Adverse effects; unintended negative consequences of interventions
KQ 5: What is the effectiveness of organizational or structural interventions for promoting culturally appropriate care for each of the priority populations across providers?
Table 1 provides the PICOTS by the Key Questions, and Figure 2 shows the analytic framework.
Methods Overview
Because each of the populations of interest is categorically different from the others, unique search algorithms, inclusion/exclusion criteria, and decision rules for identifying the included literature set were established for each population. Figure 3 illustrates the hierarchy used to identify relevant studies. In the screening process, all the populations of interest were similar in that the study design needed to test an intervention that was part of the formal health care system (e.g., located at clinic, led by nurse, or treatment of a specific health condition that could be delivered within the formal health care system) and that it went beyond framing the study as addressing a health disparity by using an intervention explicitly tailored to be more culturally competent. For the disability and LGBT populations, studies that passed through screening to this level were included. Because the racial/ethnic minority populations have a longer history of cultural competence interventions, we further required that the study explicitly tested the cultural competency component of the intervention.

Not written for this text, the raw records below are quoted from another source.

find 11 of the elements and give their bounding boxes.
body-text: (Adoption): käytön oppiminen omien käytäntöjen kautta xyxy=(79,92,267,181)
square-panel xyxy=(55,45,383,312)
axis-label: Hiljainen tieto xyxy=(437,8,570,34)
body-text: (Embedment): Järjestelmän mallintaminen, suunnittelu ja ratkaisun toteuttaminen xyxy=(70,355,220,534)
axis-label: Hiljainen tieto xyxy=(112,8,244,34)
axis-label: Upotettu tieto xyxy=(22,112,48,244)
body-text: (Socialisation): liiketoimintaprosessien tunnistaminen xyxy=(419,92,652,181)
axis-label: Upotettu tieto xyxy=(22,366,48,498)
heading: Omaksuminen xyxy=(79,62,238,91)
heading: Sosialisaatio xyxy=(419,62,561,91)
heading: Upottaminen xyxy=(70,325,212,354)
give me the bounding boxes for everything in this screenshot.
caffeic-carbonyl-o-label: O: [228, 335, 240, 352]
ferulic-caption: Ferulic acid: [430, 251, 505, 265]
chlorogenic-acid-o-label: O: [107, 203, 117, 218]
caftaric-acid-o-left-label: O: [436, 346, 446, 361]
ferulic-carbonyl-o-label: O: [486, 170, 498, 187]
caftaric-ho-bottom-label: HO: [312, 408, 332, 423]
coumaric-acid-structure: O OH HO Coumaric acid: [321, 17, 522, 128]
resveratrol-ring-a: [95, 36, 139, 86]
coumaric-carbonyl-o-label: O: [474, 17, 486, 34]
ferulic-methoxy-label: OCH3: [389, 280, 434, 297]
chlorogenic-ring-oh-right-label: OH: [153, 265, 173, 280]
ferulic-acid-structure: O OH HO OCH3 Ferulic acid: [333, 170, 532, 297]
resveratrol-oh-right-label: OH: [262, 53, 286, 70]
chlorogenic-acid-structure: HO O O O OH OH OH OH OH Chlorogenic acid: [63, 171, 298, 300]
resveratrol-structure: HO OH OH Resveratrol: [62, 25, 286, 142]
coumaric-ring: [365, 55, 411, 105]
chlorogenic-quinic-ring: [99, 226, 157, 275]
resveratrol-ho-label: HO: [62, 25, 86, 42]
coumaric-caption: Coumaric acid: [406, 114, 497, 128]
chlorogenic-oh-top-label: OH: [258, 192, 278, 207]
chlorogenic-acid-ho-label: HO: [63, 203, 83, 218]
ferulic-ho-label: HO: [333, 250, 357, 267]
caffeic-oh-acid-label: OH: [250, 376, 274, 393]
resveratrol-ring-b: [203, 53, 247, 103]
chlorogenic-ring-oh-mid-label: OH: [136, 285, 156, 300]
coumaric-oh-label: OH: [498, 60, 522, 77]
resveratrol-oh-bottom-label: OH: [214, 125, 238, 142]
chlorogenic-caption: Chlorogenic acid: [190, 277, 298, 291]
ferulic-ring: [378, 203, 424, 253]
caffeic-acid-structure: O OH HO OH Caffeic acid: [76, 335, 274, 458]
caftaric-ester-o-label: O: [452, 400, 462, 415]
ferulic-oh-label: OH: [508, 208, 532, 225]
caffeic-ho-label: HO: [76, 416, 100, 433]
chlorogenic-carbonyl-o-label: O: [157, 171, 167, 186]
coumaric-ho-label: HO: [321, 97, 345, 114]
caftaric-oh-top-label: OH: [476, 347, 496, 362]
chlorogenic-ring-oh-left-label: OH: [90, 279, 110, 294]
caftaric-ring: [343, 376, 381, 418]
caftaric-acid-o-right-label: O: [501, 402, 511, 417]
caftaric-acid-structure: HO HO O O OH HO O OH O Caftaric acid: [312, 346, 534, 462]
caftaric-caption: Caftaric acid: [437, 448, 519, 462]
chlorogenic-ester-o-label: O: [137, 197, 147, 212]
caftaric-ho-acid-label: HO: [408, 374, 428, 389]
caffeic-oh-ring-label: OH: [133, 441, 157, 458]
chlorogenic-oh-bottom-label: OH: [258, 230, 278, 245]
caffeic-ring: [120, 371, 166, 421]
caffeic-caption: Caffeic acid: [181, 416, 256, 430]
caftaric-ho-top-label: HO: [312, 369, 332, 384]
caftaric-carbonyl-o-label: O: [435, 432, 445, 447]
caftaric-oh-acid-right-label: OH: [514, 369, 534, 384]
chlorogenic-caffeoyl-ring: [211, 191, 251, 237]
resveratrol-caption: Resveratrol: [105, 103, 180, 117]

Studies that specifically addressed cultural competence varied in the degree to which interventions were tailored to incorporate key components of cultural competence and the directness of the test of culturally competent health care. For racial/ethnic minority populations, we excluded interventions in which cultural tailoring was limited to language translation, patient-provider concordance, or culturally-tailored media (e.g., brochures, videos). The intervention had to be designed to improve cultural competence of the health care system. Only translating or adding multicultural features to materials was not sufficient.
We anticipated sufficient literature to apply full systematic review methods including possible meta-analysis. Anticipated methods were outlined in the protocol. However, given the paucity of literature identified using systematic review search methods, the heterogeneity of the study populations and interventions, small study samples, the lack of details for complex interventions and comparators, and the high risk of bias assessment for most of the included studies, we determined the strength of evidence for cultural competence interventions, in general, to be insufficient, and thus we were unable to draw meaningful conclusions from the literature. Therefore, results are summarized in evidence tables and qualitatively synthesized by common characteristics of interventions and outcome measures. Barriers to forming inferences from study results are also presented. Where we were able to use previously published systematic reviews that evaluated strength of evidence, we report that review's strength of evidence finding.